M. Wade, fer de lance de l'opposition aux APE, "abordera le sujet si les autres ne le font pas" lors du sommet, assure son porte-parole El Hadj Amadou Sall. Et "il fera tout pour que les autres pays africains ne signent pas non plus".
D'autres accusent Bruxelles d'utiliser la date butoir du 31 décembre pour augmenter la pression.
"Ironiquement, le thème du sommet UE-Afrique est le partenariat, mais ces négociations commerciales sont loin du partenariat, c'est de l'imposition", dénonce Emily Jones, de l'ONG Oxfam.
L'Organisation mondiale du commerce (OMC) a en effet donné jusqu'à la fin de l'année aux Européens pour remplacer leur système de préférences tarifaires.
Mais après cinq ans de négociations, seuls 15 pays- dont 13 africains - sur 78 ACP ont conclu un accord, et la plupart des autres n'y parviendront pas dans les temps.
La Commission a donc renoncé à des accords complets couvrant les marchandises et les services, pour se concentrer sur les marchandises. Elle s'est également résolue à éclater les six régions avec lesquelles elle négociait, pour conclure des accords avec certains pays seulement.
La Commission voulait ainsi éviter de relever le 1er janvier les barrières douanières européennes sur les produits ACP (hormis ceux de la quarantaine de Pays les moins avancés qui bénéficieront toujours d'un régime préférentiel), qu'entraînerait l'absence totale d'accords.
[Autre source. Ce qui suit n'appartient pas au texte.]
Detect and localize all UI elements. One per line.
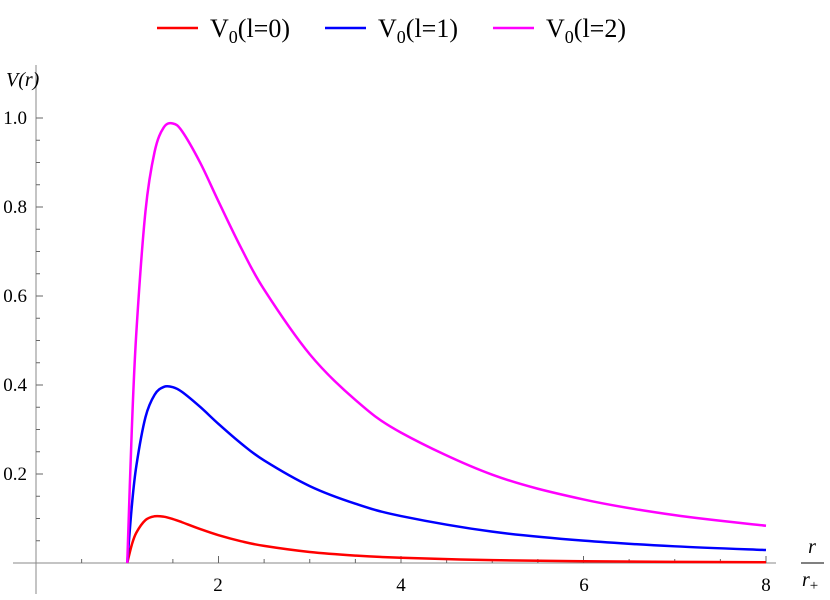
legend-label-main: V (378, 14, 397, 43)
series-line-l1 (126, 384, 767, 564)
ticks (36, 117, 767, 563)
legend-label-sub: 0 (229, 27, 238, 47)
y-axis-label: V(r) (6, 69, 40, 91)
x-tick-label: 4 (396, 575, 406, 596)
series-line-l0 (126, 514, 767, 564)
x-tick-label: 2 (213, 575, 223, 596)
x-axis-label: r r+ (801, 536, 824, 594)
x-tick-label: 6 (579, 575, 589, 596)
legend-label-rest: (l=1) (406, 14, 458, 43)
legend-label-sub: 0 (397, 27, 406, 47)
legend-label-sub: 0 (565, 27, 574, 47)
svg-text:V0(l=2): V0(l=2) (546, 14, 626, 47)
svg-text:V0(l=0): V0(l=0) (210, 14, 290, 47)
x-tick-label: 8 (761, 575, 771, 596)
y-tick-label: 0.2 (3, 464, 27, 485)
legend-entry-l0: V0(l=0) (157, 14, 290, 47)
y-tick-label: 0.6 (3, 286, 27, 307)
svg-text:r+: r+ (802, 569, 818, 594)
tick-labels: 2 4 6 8 0.2 0.4 0.6 0.8 1.0 (3, 108, 771, 596)
legend-label-rest: (l=0) (238, 14, 290, 43)
curves (126, 121, 767, 564)
y-tick-label: 0.4 (3, 375, 27, 396)
x-axis-label-denominator: r (802, 569, 810, 591)
legend-label-main: V (210, 14, 229, 43)
x-axis-label-denominator-sub: + (810, 578, 818, 594)
legend-label-main: V (546, 14, 565, 43)
y-tick-label: 1.0 (3, 108, 27, 129)
series-line-l2 (126, 121, 767, 564)
svg-text:V0(l=1): V0(l=1) (378, 14, 458, 47)
legend: V0(l=0) V0(l=1) V0(l=2) (157, 14, 626, 47)
legend-label-rest: (l=2) (574, 14, 626, 43)
legend-entry-l2: V0(l=2) (493, 14, 626, 47)
y-tick-label: 0.8 (3, 197, 27, 218)
legend-entry-l1: V0(l=1) (325, 14, 458, 47)
x-axis-label-numerator: r (808, 536, 816, 558)
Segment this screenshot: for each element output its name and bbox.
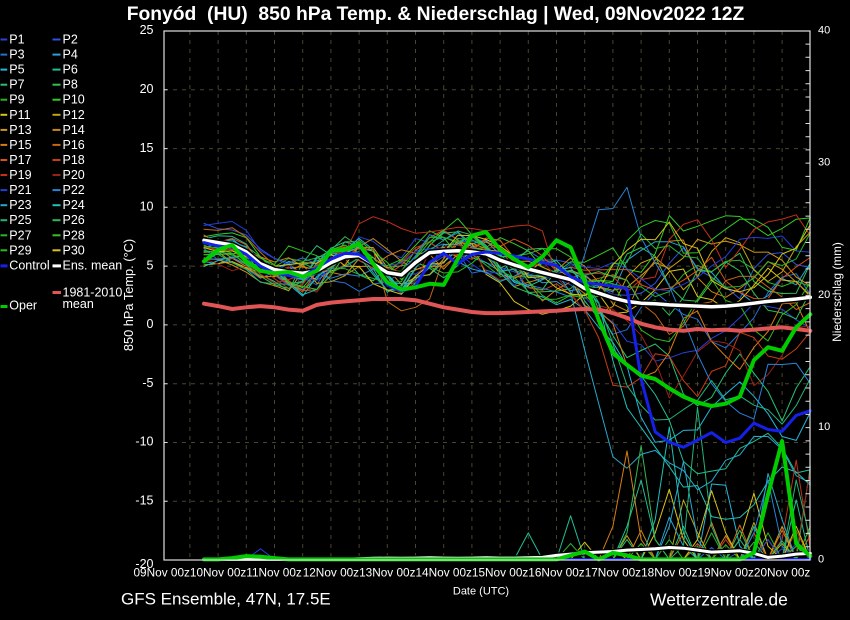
svg-text:Wetterzentrale.de: Wetterzentrale.de — [650, 590, 788, 610]
svg-text:P22: P22 — [63, 183, 85, 197]
svg-text:-15: -15 — [135, 493, 153, 507]
svg-text:12Nov 00z: 12Nov 00z — [303, 566, 359, 580]
svg-text:P15: P15 — [9, 138, 31, 152]
svg-text:10: 10 — [140, 200, 154, 214]
svg-text:P12: P12 — [63, 108, 85, 122]
svg-text:0: 0 — [818, 553, 824, 565]
svg-text:P14: P14 — [63, 123, 85, 137]
svg-text:P3: P3 — [9, 48, 24, 62]
svg-text:P30: P30 — [63, 243, 85, 257]
svg-text:19Nov 00z: 19Nov 00z — [698, 566, 754, 580]
svg-text:P10: P10 — [63, 93, 85, 107]
svg-text:14Nov 00z: 14Nov 00z — [416, 566, 472, 580]
svg-text:18Nov 00z: 18Nov 00z — [641, 566, 697, 580]
svg-text:mean: mean — [63, 297, 94, 311]
svg-text:Date (UTC): Date (UTC) — [453, 586, 509, 598]
svg-text:5: 5 — [147, 258, 154, 272]
svg-text:P23: P23 — [9, 198, 31, 212]
svg-text:10: 10 — [818, 421, 830, 433]
svg-text:P21: P21 — [9, 183, 31, 197]
svg-text:11Nov 00z: 11Nov 00z — [246, 566, 302, 580]
svg-text:P25: P25 — [9, 213, 31, 227]
svg-text:P17: P17 — [9, 153, 31, 167]
svg-text:1981-2010: 1981-2010 — [63, 286, 123, 300]
svg-text:Fonyód (HU) 850 hPa Temp. &: Fonyód (HU) 850 hPa Temp. & Niederschlag… — [127, 4, 745, 25]
svg-text:-5: -5 — [142, 376, 153, 390]
svg-text:-20: -20 — [135, 557, 153, 571]
svg-text:Oper: Oper — [9, 299, 37, 313]
svg-text:P9: P9 — [9, 93, 24, 107]
svg-text:40: 40 — [818, 24, 830, 36]
svg-text:16Nov 00z: 16Nov 00z — [528, 566, 584, 580]
svg-text:25: 25 — [140, 23, 154, 37]
svg-text:P16: P16 — [63, 138, 85, 152]
svg-text:17Nov 00z: 17Nov 00z — [585, 566, 641, 580]
svg-text:20: 20 — [818, 289, 830, 301]
svg-text:15Nov 00z: 15Nov 00z — [472, 566, 528, 580]
svg-text:850 hPa Temp. (°C): 850 hPa Temp. (°C) — [121, 239, 136, 351]
svg-text:P7: P7 — [9, 78, 24, 92]
svg-text:20: 20 — [140, 82, 154, 96]
svg-text:P1: P1 — [9, 33, 24, 47]
svg-text:P6: P6 — [63, 63, 78, 77]
svg-text:09Nov 00z: 09Nov 00z — [134, 566, 190, 580]
svg-text:P27: P27 — [9, 228, 31, 242]
svg-text:-10: -10 — [135, 435, 153, 449]
svg-text:13Nov 00z: 13Nov 00z — [359, 566, 415, 580]
svg-text:GFS Ensemble, 47N, 17.5E: GFS Ensemble, 47N, 17.5E — [121, 590, 331, 609]
svg-text:P26: P26 — [63, 213, 85, 227]
svg-text:20Nov 00z: 20Nov 00z — [754, 566, 810, 580]
svg-text:P8: P8 — [63, 78, 78, 92]
svg-text:P4: P4 — [63, 48, 78, 62]
svg-text:P5: P5 — [9, 63, 24, 77]
svg-text:10Nov 00z: 10Nov 00z — [190, 566, 246, 580]
svg-text:P13: P13 — [9, 123, 31, 137]
svg-text:15: 15 — [140, 141, 154, 155]
svg-text:30: 30 — [818, 157, 830, 169]
svg-text:P18: P18 — [63, 153, 85, 167]
svg-text:0: 0 — [147, 317, 154, 331]
svg-text:P20: P20 — [63, 168, 85, 182]
svg-text:Control: Control — [9, 258, 49, 272]
svg-text:Ens. mean: Ens. mean — [63, 258, 123, 272]
svg-text:P28: P28 — [63, 228, 85, 242]
svg-text:P29: P29 — [9, 243, 31, 257]
svg-text:P24: P24 — [63, 198, 85, 212]
svg-text:P2: P2 — [63, 33, 78, 47]
svg-text:Niederschlag (mm): Niederschlag (mm) — [830, 242, 844, 342]
svg-text:P11: P11 — [9, 108, 30, 122]
svg-text:P19: P19 — [9, 168, 31, 182]
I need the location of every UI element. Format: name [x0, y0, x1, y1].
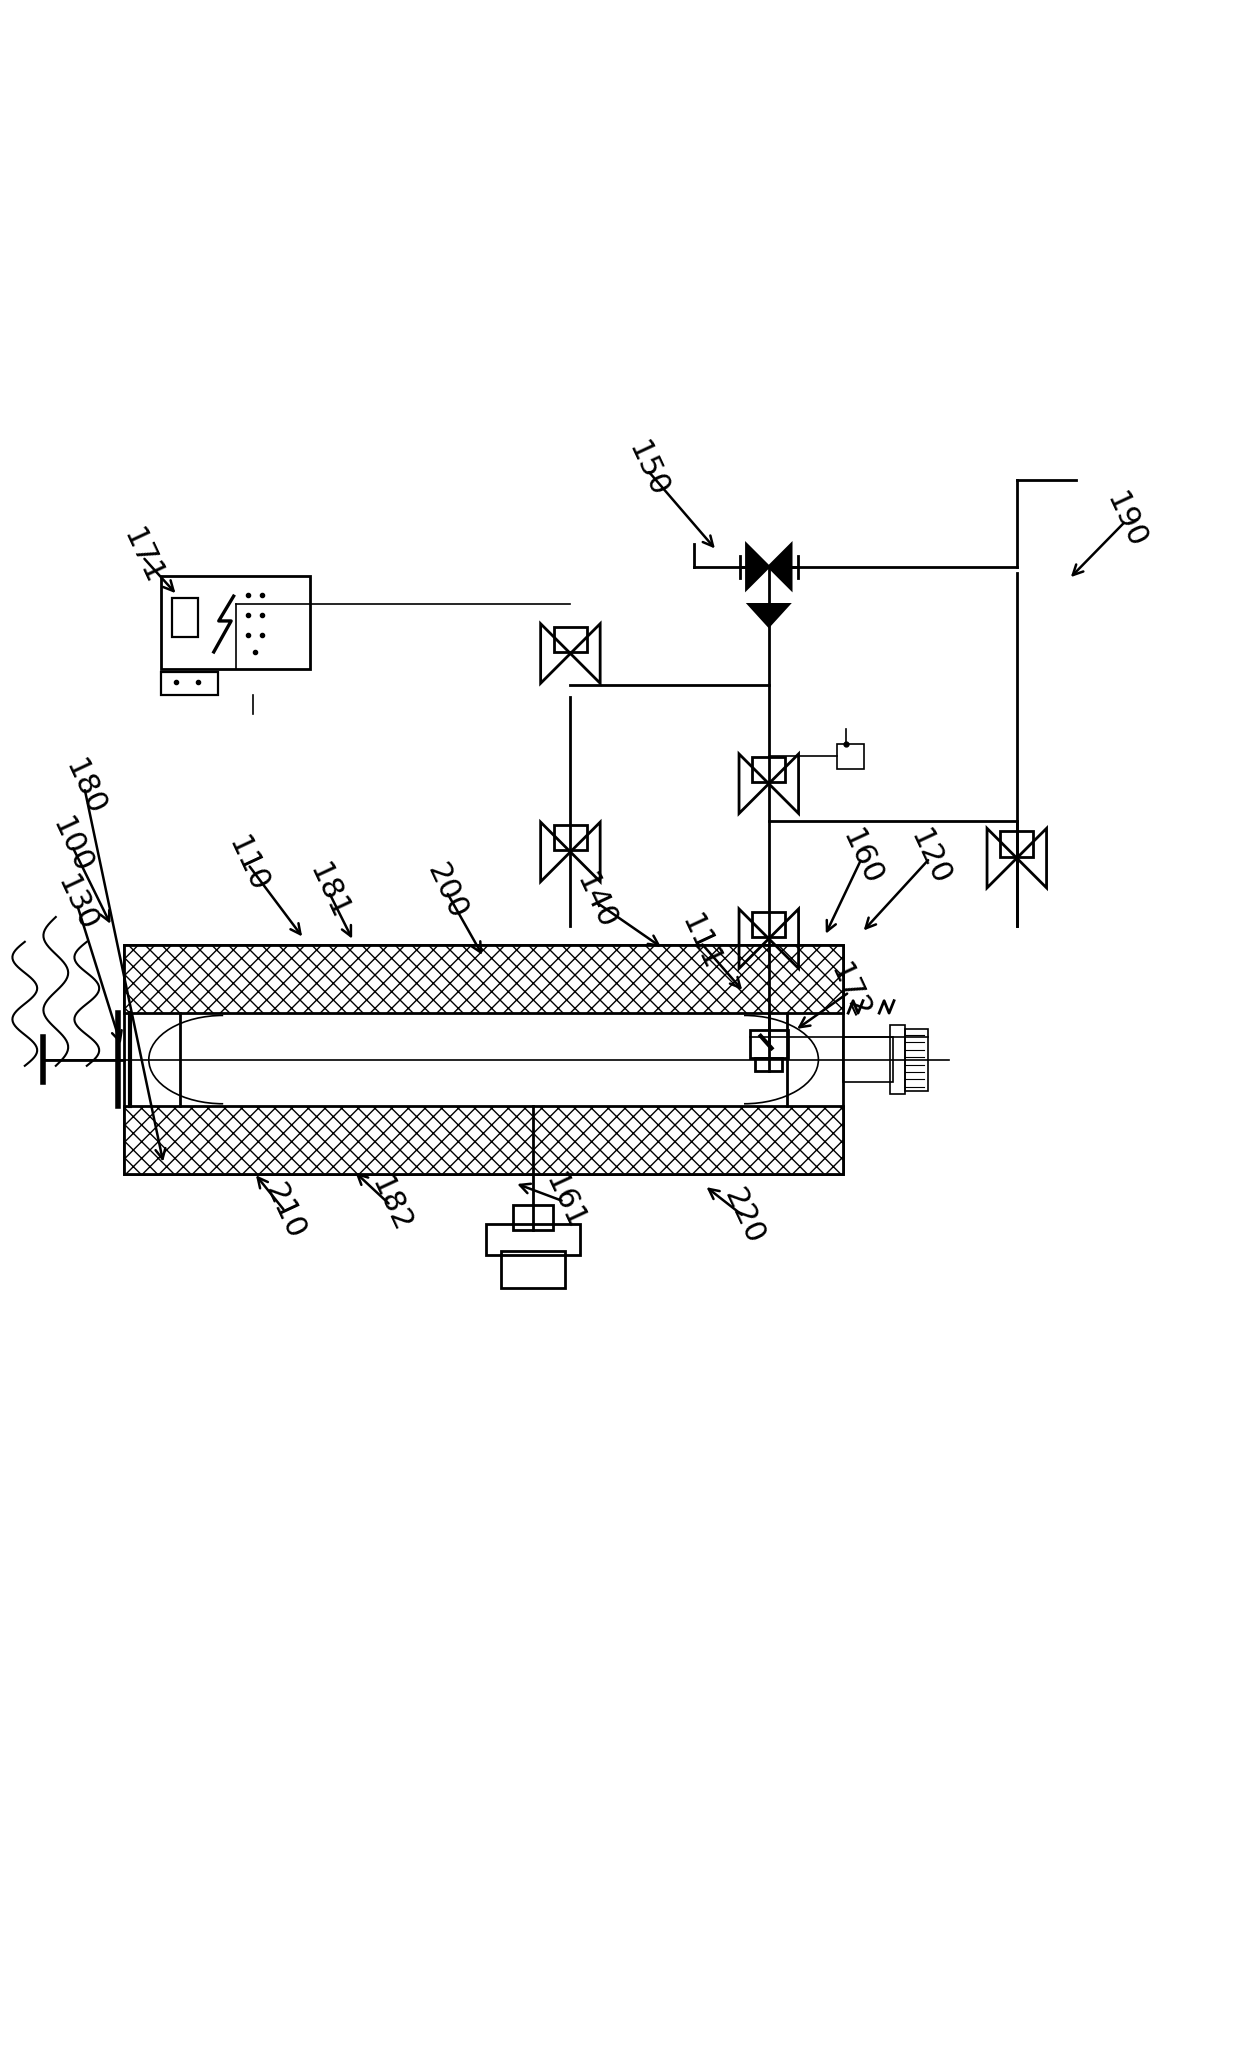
- Bar: [837, 745, 864, 769]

Mais elle a déclenché de nouvelles critiques.
Certains responsables africains accusent ainsi Bruxelles de tenter de "diviser pour régner" en signant des accords pays par pays, rompant ainsi une solidarité régionale déjà très difficile à instaurer, rapportent des sources proches des négociations.
Cette intégration est pourtant un des objectifs clé du nouveau "partenariat stratégique" entre les deux continents qui doit être adopté au sommet, selon San Bilal.
La Commission rejette toutes ces critiques, assurant être animée uniquement par des intentions "généreuses".
"Les APE ont fait l'objet d'une campagne menée par des ONG très mal informées", s'est défendu mercredi le commissaire au Commerce Peter Mandelson, qui n'a pas été invité à participer à ce sommet.
"Les réformateurs de ces pays reconnaissent ces accords pour ce qu'ils sont: un effort pour permettre à ces pays de profiter de certains bénéfices de la mondialisation".